I have data in the form of a nested Python dictionary that I would like to serialize:

{
    top_value: [
        {
            "probabilities": prob_array,
            "metrics": {
                "metric_a": a_array,
                "metric_b": b_array,
                "metric_c": c_array
            }
        }
    ]
}

where all *_array variables are Numpy arrays.

Since the Numpy arrays are a somewhat large (more than 1000 items) and there many top_value keys and values, I feel like JSON is not suitable for this job and would like to use Apache Feather, even if numpy.savez and h5py could technically handle this. Does PyArrow and Apache Feather actually support this level of nesting?

To serialize Apache Feather, I need to convert my data to pyarrow.Table before serializing. How do I do this? Can PyArrow infer this schema automatically from the data? If not, how do I define it? I tried something like:

schema = pa.schema(
    [
        pa.field("lambda_diversity_const", pa.struct(
            [
                pa.field("probabilities", pa.float64()),
                pa.map_(pa.string(), pa.float64())
            ]
        ))
    ]
)

But got the error:

TypeError: Cannot convert pyarrow.lib.MapType to pyarrow.lib.Field

So I must be defining the nesting wrong.

CodePudding user response：

Does PyArrow and Apache Feather actually support this level of nesting?

Yes PyArrow it does

Can PyArrow infer this schema automatically from the data?

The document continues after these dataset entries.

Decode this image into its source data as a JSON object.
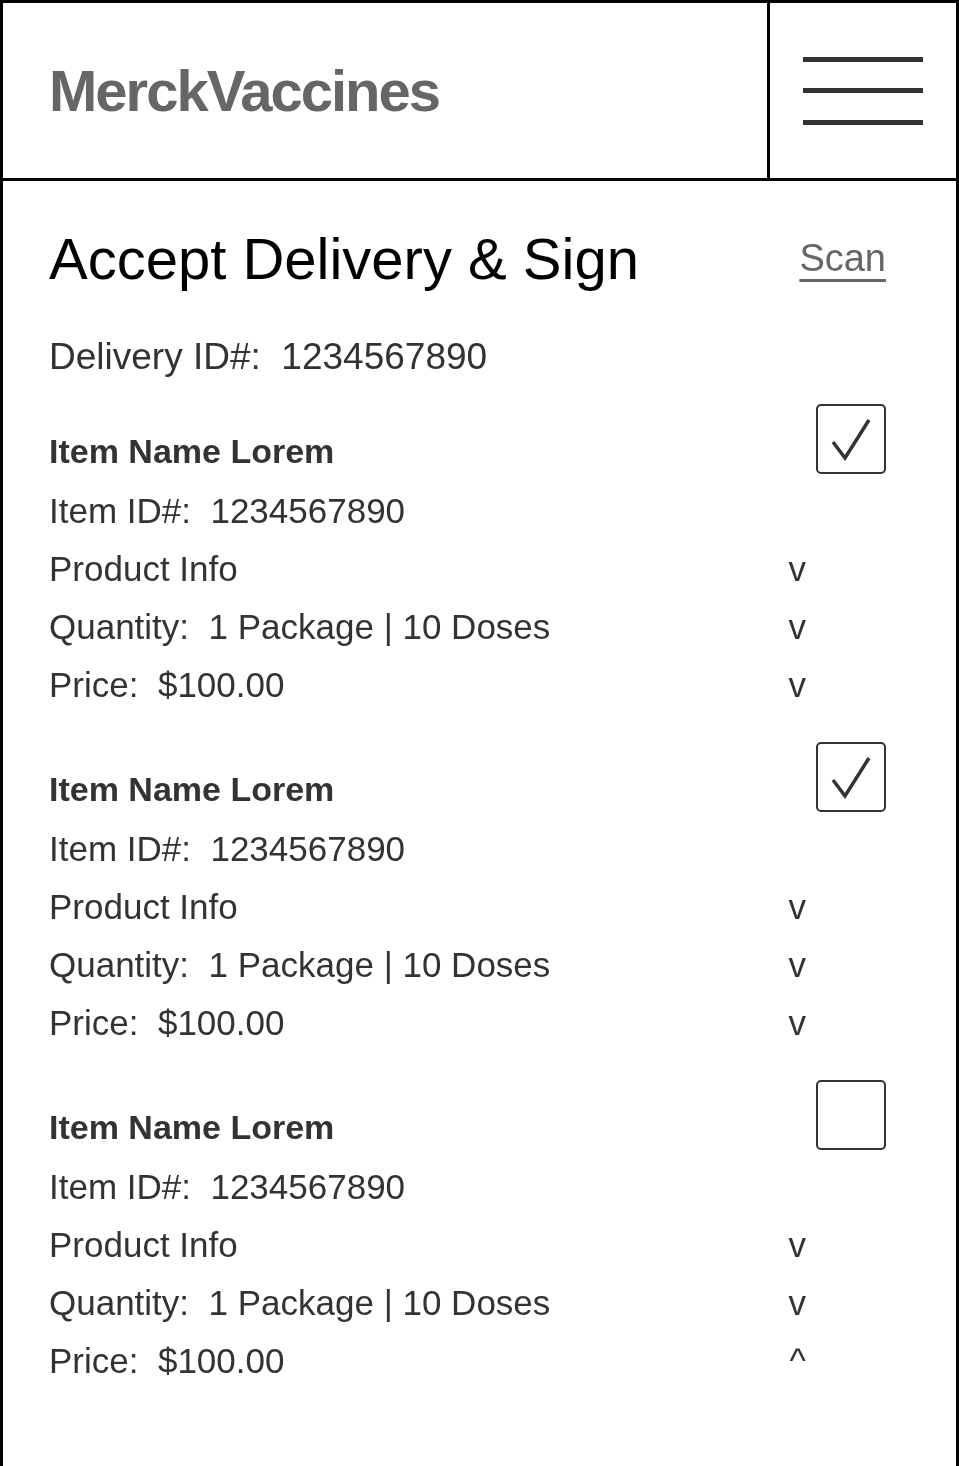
{
  "header": {
    "logo": "MerckVaccines"
  },
  "title": "Accept Delivery & Sign",
  "scan_link": "Scan",
  "delivery": {
    "label": "Delivery ID#:",
    "value": "1234567890"
  },
  "items": [
    {
      "name": "Item Name Lorem",
      "checked": true,
      "id_label": "Item ID#:",
      "id": "1234567890",
      "rows": [
        {
          "label": "Product Info",
          "toggle": "v"
        },
        {
          "label": "Quantity:",
          "value": "1 Package | 10 Doses",
          "toggle": "v"
        },
        {
          "label": "Price:",
          "value": "$100.00",
          "toggle": "v"
        }
      ]
    },
    {
      "name": "Item Name Lorem",
      "checked": true,
      "id_label": "Item ID#:",
      "id": "1234567890",
      "rows": [
        {
          "label": "Product Info",
          "toggle": "v"
        },
        {
          "label": "Quantity:",
          "value": "1 Package | 10 Doses",
          "toggle": "v"
        },
        {
          "label": "Price:",
          "value": "$100.00",
          "toggle": "v"
        }
      ]
    },
    {
      "name": "Item Name Lorem",
      "checked": false,
      "id_label": "Item ID#:",
      "id": "1234567890",
      "rows": [
        {
          "label": "Product Info",
          "toggle": "v"
        },
        {
          "label": "Quantity:",
          "value": "1 Package | 10 Doses",
          "toggle": "v"
        },
        {
          "label": "Price:",
          "value": "$100.00",
          "toggle": "^"
        }
      ]
    }
  ]
}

In your case it can't. Arrow supports both maps and struct, and would not know which one to use. You'll have to provide the schema explicitly.

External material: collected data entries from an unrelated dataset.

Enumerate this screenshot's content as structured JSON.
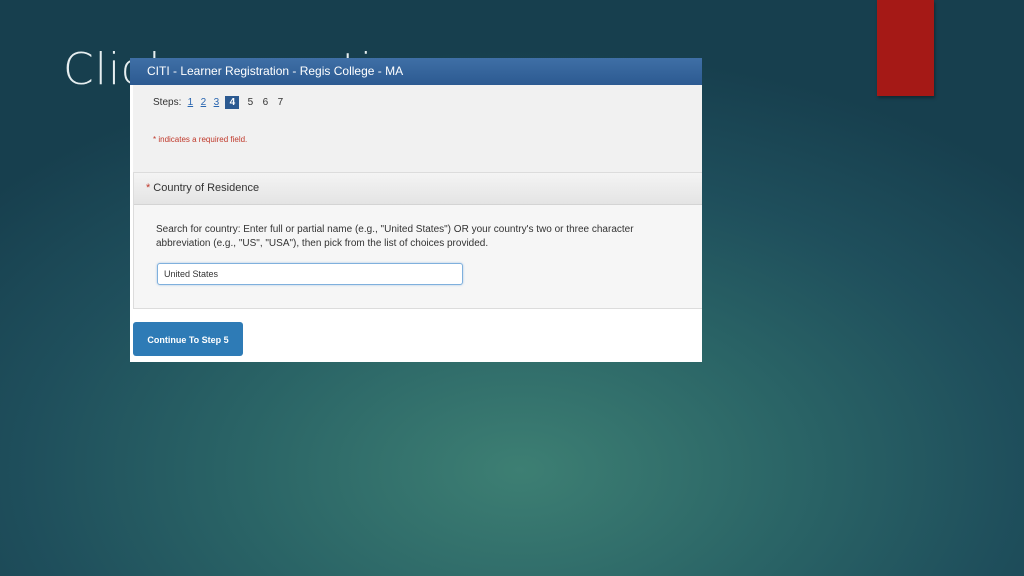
{
  "slide": {
    "title": "Click on continue"
  },
  "window": {
    "title": "CITI - Learner Registration - Regis College - MA"
  },
  "steps": {
    "label": "Steps:",
    "items": [
      {
        "label": "1",
        "state": "done"
      },
      {
        "label": "2",
        "state": "done"
      },
      {
        "label": "3",
        "state": "done"
      },
      {
        "label": "4",
        "state": "current"
      },
      {
        "label": "5",
        "state": "todo"
      },
      {
        "label": "6",
        "state": "todo"
      },
      {
        "label": "7",
        "state": "todo"
      }
    ],
    "required_note": "* indicates a required field."
  },
  "country_section": {
    "required_marker": "*",
    "heading": "Country of Residence",
    "help_text": "Search for country: Enter full or partial name (e.g., \"United States\") OR your country's two or three character abbreviation (e.g., \"US\", \"USA\"), then pick from the list of choices provided.",
    "input_value": "United States"
  },
  "continue_button": {
    "label": "Continue To Step 5"
  },
  "colors": {
    "header_blue": "#2c5a91",
    "button_blue": "#2e7bb6",
    "accent_red": "#a51916"
  }
}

So I must be defining the nesting wrong.

You are missing a pa.field

schema = pa.schema(
    [
        pa.field("lambda_diversity_const", pa.struct(
            [
                pa.field("probabilities", pa.float64()),
                pa.field("metrics", pa.map_(pa.string(), pa.float64()))
            ]
        ))
    ]
)

Also in your case given your fields are arrays you need to use pa.list_(pa.float64()):

schema = pa.schema(
    [
        pa.field("lambda_diversity_const", pa.struct(
            [
                pa.field("probabilities", pa.list_(pa.float64())),
                pa.field("metrics", pa.map_(pa.string(), pa.list_(pa.float64())))
            ]
        ))
    ]
)

But it is not going to be very usable. Arrow is optimised for structured tabular data, so you may want to change the schema to something flat anyway, like:

schema = pa.schema(
    [
        pa.field("batch_id", pa.string()),
        pa.field("record_id", pa.string()),
        pa.field("probability", pa.float64()),
        pa.field("metric_a", pa.float64()),
        pa.field("metric_b", pa.float64()),
        pa.field("metric_c", pa.float64()),
    ]
)